Yesterday’s announcement that Dutch technology investment company Prosus, and Naspers, which holds 28.78 per cent stake in $TENCENT(00700)$ , would gradually sell their shares, led to a fall of 2.5% to HK$374.60. The stock last traded down 1.3 per cent, the third biggest percentage decliner in the Hang Seng Tech Index.
The decision comes after Prosus NV reported a 20% fall in annual core headline earnings and announced a major share repurchasing programme. To fund the programme Prosus will gradually sell down its massive 28.9 per cent stake in Chinese software giant Tencent, owner of WeChat, worth more than $100 billion at current prices.
Despite the fall in shares, Tencent could still be a worth investment to look into.
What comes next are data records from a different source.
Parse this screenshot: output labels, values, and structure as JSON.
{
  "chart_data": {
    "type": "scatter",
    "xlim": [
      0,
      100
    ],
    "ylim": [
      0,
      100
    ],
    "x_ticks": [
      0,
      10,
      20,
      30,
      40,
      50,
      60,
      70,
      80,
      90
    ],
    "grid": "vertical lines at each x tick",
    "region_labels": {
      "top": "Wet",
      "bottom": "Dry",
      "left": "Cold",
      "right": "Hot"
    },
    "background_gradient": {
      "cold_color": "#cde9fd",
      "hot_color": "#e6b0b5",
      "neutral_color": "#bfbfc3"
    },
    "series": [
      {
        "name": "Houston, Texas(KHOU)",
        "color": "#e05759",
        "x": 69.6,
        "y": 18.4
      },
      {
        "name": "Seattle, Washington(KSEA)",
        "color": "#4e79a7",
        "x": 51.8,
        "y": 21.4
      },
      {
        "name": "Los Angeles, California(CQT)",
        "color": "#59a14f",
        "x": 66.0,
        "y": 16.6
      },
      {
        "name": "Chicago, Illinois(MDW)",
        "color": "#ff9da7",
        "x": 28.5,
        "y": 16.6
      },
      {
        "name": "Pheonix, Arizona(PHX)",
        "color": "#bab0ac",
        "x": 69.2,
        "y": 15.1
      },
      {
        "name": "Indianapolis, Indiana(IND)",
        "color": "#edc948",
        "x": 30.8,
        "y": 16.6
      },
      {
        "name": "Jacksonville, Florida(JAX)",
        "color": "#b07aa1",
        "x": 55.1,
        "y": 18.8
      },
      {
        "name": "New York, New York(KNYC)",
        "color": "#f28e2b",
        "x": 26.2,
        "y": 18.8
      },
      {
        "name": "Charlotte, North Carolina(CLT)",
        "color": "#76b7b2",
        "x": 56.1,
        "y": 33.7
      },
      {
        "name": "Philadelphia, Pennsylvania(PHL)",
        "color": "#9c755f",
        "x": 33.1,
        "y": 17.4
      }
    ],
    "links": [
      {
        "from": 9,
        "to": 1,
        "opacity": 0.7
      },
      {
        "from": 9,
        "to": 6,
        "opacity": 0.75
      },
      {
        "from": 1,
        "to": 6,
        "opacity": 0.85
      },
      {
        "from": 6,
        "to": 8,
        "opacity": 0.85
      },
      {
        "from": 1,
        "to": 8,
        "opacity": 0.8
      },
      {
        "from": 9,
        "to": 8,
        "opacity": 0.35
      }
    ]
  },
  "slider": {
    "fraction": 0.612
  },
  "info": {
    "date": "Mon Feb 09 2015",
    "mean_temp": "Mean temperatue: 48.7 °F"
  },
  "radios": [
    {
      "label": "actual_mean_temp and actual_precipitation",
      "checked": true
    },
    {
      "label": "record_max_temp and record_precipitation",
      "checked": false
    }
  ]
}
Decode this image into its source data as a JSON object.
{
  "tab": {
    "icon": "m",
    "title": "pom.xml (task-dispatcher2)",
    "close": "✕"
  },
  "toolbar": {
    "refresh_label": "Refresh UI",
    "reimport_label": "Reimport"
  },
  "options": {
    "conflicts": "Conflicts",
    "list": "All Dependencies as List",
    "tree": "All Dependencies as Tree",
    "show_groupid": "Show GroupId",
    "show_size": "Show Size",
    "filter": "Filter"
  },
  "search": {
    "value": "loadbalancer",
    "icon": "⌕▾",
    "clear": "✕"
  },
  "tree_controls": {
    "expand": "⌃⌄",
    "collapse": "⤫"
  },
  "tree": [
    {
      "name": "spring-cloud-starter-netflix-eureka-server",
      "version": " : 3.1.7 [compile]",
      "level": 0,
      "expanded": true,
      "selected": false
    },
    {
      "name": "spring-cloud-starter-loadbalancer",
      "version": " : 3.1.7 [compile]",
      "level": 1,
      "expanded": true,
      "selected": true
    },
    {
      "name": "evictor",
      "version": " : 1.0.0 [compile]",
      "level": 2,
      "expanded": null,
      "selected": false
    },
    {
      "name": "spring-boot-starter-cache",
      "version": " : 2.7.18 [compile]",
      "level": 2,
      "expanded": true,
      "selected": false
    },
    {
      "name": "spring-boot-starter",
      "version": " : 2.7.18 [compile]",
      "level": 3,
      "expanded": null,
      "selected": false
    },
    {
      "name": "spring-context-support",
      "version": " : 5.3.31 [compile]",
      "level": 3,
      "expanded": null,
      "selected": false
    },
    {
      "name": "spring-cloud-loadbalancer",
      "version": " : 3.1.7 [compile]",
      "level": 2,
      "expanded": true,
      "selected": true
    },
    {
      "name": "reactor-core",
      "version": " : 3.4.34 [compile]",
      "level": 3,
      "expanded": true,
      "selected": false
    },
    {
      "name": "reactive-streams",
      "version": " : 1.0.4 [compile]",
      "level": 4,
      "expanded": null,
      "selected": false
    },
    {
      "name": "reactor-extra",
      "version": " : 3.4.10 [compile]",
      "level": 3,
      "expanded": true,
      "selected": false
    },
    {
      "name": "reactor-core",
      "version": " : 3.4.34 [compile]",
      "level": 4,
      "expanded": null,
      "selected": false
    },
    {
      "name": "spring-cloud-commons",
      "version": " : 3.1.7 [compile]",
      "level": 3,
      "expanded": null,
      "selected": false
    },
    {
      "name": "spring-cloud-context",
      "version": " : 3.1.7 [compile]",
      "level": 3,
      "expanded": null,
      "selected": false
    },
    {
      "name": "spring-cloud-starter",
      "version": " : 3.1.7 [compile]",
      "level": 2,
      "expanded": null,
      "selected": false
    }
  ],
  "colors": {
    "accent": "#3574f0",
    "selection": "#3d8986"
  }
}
Tencent launched an all-in-one cloud product for domestic and overseas automakers in China, “Tencent Intelligent Automobile Cloud” with features ranging from storing data in a way optimized for training autonomous driving systems to giving drivers access to Tencent’s social media and map apps. Tencent hopes to be foreign automakers’ go-to company for tech in China’s electric car market in the world’s largest auto market, in which electric car sales have surged. With Tencent’s new product they are already working with 40 auto brands, including BMW and SAIC.
With Tencent’s dominance in some of the top entertainment and social media apps, the user interface could be a major selling point for China’s drivers.